HO Modular Building Tutorial

I seem to remember from a few years ago, a lengthy forum thread showing a detailed project of assembling a large modular building. It was very well done with a lot of photos and progressed through the entire project. I don’t remember if it was DPM or Cornerstone but that probably doesn’t matter. I’ve searched the forums several times with no success. Can anyone point me to that thread? I’m getting ready to kitbash at least four buildings and was concered about the thought process of how to proceed (small subsections, one wall at a time? etc). Thanks.

Tim,

i can’t point you to the thread but I can share my experience. A few months ago i built both a DPM and a Cornerstone modular buildings, each three stories tall.

I put sub assemblies together first–first floor front, first floor right side, second floor rear, third floor left, etc. Then i assembled the front wall sections, rear sections, etc. Finally I brought all of the walls together.

I found the Cornerstone kit to be much easier to build. All of the parts fit very nicely and Ambroid Safe Weld liquid cement worked very well. The DPM kit required a lot of sanding to get the parts to fit properly and a lot of interior bracing to get the walls straight and square. I finally resorted to using contact cement for assembly after four brands of liquid plastic cement proved ineffective in bonding the parts together.

Good luck!

at the risk of being repetitive … try a google search restricted to the cs.trains.com site

https://www.google.com/?gws_rd=ssl#q=site:cs.trains.com+modular+building+tcf511

let us know if you find what you’re looking for

Thanks to both of you who replied. I did find the thread with a modified Google search restricted to cs.trains.com. For anyone who is interested. This is the full link.

http://cs.trains.com/mrr/f/88/p/132455/1490041.aspx

The thread is very thorough was done by a member named Last Chance. Some of the photos are missing but it certainly useful to me.
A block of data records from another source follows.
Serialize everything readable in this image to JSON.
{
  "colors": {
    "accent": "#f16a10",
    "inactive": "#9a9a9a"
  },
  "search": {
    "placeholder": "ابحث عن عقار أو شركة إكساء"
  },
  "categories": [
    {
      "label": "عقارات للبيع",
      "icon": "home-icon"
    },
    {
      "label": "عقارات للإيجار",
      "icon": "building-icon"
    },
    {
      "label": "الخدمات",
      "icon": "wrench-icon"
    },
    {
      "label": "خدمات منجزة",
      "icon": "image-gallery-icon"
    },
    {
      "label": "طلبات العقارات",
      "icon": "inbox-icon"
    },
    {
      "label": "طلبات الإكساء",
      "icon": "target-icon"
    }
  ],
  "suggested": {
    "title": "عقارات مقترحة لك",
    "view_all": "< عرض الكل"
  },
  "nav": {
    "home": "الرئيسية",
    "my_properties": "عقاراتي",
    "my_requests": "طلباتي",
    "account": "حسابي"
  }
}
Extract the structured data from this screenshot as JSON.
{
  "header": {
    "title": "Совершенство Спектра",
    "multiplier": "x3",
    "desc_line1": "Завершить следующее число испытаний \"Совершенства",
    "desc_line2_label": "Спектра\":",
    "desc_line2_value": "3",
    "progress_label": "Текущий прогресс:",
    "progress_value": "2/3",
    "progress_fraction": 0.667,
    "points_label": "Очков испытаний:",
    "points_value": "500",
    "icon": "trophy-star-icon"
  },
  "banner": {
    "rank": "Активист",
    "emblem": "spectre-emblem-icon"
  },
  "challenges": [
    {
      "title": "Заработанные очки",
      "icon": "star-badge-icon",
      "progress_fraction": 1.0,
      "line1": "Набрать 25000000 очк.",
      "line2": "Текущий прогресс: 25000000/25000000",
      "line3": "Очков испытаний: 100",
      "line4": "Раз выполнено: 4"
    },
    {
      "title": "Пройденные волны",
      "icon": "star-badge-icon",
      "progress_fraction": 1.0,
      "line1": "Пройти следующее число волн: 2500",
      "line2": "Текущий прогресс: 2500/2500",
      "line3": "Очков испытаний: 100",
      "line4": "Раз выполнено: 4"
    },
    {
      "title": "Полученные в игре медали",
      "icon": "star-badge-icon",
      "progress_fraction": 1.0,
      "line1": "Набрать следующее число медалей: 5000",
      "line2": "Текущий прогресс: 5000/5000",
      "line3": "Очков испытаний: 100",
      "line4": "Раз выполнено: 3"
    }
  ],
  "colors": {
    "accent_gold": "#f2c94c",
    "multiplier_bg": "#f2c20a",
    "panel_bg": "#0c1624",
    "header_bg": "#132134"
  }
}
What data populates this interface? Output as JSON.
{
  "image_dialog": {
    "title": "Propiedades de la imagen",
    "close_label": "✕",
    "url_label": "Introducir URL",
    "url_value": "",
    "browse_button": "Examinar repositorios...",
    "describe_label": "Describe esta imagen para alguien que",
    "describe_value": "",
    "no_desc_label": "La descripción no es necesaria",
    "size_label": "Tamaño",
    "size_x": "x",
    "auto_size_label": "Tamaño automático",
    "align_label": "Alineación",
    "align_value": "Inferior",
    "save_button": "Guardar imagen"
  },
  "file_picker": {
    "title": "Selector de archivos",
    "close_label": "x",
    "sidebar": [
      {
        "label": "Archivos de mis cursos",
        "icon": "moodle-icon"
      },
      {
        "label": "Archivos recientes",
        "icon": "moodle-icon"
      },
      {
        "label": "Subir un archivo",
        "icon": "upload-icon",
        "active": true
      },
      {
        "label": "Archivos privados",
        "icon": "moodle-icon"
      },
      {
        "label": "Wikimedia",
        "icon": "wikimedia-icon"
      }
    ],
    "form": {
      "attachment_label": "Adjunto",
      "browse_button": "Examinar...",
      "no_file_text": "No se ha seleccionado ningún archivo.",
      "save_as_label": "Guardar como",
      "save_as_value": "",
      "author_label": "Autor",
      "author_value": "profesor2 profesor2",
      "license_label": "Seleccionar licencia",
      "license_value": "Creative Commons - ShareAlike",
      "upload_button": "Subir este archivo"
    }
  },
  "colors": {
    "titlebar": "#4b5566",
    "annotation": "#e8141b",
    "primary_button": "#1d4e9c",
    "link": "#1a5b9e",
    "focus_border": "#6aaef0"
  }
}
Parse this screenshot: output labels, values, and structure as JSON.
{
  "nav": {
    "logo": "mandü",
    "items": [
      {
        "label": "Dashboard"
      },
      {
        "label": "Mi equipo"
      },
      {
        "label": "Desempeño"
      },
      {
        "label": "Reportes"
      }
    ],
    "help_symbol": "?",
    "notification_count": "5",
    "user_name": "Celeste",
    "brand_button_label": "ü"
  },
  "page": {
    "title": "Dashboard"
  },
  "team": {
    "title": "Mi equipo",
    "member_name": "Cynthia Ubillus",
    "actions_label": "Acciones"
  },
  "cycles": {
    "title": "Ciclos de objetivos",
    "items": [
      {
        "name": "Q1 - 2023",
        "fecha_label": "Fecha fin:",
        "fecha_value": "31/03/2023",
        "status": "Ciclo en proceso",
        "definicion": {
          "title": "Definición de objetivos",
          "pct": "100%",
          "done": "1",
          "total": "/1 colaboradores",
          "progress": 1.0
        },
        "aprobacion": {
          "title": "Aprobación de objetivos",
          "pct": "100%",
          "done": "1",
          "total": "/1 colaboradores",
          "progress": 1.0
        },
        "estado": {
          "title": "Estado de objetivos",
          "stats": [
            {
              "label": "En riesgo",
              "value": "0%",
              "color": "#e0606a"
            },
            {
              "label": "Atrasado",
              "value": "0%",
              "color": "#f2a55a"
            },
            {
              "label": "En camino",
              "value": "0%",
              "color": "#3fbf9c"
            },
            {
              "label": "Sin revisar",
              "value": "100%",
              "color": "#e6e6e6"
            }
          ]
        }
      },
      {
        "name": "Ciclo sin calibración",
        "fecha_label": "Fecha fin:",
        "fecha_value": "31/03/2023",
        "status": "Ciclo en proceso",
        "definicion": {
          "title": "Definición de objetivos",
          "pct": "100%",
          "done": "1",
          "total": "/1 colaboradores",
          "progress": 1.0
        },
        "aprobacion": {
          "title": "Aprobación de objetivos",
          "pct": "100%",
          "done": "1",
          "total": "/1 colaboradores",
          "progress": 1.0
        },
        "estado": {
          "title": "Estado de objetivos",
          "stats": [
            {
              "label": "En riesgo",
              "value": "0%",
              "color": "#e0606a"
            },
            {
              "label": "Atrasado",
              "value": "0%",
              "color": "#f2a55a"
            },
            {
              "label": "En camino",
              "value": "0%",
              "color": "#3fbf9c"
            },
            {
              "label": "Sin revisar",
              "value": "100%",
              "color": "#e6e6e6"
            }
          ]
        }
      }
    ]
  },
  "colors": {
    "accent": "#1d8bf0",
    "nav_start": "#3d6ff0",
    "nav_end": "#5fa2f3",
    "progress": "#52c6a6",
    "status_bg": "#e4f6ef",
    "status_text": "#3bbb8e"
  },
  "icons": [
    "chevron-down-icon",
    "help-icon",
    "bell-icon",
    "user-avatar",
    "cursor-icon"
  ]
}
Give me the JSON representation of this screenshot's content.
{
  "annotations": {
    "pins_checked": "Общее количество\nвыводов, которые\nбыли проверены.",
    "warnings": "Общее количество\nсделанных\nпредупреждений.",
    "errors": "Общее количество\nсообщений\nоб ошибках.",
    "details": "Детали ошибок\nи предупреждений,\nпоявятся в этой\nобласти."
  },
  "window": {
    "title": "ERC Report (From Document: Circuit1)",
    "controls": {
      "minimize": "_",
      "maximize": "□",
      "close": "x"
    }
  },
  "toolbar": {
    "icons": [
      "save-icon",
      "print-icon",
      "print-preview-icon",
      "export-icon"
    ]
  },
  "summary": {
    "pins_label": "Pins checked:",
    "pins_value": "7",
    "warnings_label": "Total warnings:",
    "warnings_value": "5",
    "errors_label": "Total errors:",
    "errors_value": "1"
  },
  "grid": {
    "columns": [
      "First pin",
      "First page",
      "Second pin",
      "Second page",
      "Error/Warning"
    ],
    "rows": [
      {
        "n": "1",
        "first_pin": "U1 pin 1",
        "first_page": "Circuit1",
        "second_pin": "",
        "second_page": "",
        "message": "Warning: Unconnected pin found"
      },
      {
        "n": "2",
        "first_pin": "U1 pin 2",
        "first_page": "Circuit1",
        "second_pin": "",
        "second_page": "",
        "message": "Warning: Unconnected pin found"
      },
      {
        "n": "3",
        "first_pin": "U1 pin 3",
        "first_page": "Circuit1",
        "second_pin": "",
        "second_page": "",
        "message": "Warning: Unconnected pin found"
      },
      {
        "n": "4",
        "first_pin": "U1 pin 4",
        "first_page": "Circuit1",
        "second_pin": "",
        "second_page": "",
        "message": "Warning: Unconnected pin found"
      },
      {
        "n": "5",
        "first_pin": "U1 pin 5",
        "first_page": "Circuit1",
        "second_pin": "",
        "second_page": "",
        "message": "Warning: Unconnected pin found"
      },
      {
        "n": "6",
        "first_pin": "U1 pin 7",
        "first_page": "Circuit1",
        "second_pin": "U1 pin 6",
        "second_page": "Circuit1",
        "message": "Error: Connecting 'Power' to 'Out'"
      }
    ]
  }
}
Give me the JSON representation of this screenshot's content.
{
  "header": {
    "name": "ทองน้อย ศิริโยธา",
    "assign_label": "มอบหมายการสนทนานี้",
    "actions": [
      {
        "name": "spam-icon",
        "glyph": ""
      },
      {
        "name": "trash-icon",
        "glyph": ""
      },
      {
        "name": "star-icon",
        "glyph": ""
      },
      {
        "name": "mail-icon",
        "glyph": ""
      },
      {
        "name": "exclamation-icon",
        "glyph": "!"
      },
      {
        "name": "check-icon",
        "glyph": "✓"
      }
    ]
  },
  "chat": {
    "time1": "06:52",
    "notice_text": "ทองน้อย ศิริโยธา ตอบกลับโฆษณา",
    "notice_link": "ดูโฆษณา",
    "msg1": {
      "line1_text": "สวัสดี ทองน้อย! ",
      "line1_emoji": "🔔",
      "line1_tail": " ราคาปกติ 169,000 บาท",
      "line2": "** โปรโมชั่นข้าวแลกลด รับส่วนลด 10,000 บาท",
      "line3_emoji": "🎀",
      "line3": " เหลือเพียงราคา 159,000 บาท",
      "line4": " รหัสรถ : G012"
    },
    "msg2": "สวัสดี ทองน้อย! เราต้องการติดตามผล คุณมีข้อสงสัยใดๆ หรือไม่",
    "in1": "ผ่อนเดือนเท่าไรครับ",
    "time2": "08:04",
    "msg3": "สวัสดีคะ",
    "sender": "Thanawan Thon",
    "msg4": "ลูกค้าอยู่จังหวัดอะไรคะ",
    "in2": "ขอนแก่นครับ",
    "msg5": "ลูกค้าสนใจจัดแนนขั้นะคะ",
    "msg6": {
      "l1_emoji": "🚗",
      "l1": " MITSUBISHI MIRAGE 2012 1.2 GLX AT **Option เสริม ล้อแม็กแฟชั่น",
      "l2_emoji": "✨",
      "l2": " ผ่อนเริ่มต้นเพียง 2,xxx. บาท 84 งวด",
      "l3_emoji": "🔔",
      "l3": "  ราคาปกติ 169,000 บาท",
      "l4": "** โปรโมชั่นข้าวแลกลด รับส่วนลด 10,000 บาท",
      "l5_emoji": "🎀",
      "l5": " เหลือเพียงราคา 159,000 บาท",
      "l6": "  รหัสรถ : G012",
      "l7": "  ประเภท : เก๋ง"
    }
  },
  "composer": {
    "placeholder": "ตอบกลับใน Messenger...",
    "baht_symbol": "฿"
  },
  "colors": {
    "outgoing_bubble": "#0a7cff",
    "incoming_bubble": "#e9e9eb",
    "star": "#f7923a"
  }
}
I can tell you about DPM. Fot them you need a flat edge (I like a 2’ metal level I have) and use that as your block to make sure the roof is level, yes you start at the roofline as you can sand the base level but the brickwork will look funky is done the other way. Make sure you square up your collum peices to your straight edge. I like to cap my structures with thin styene painted to look like a cement capstone. When you do corners use a modeling square and with DPM you need bracing just like a wood structure but in dealing with plastic, you can use premade corner braces (I make my own buy gluing an L out of 1/8" or larger styrene and squaring the out side and then cut a diaginal ppeice to size to stengthen it).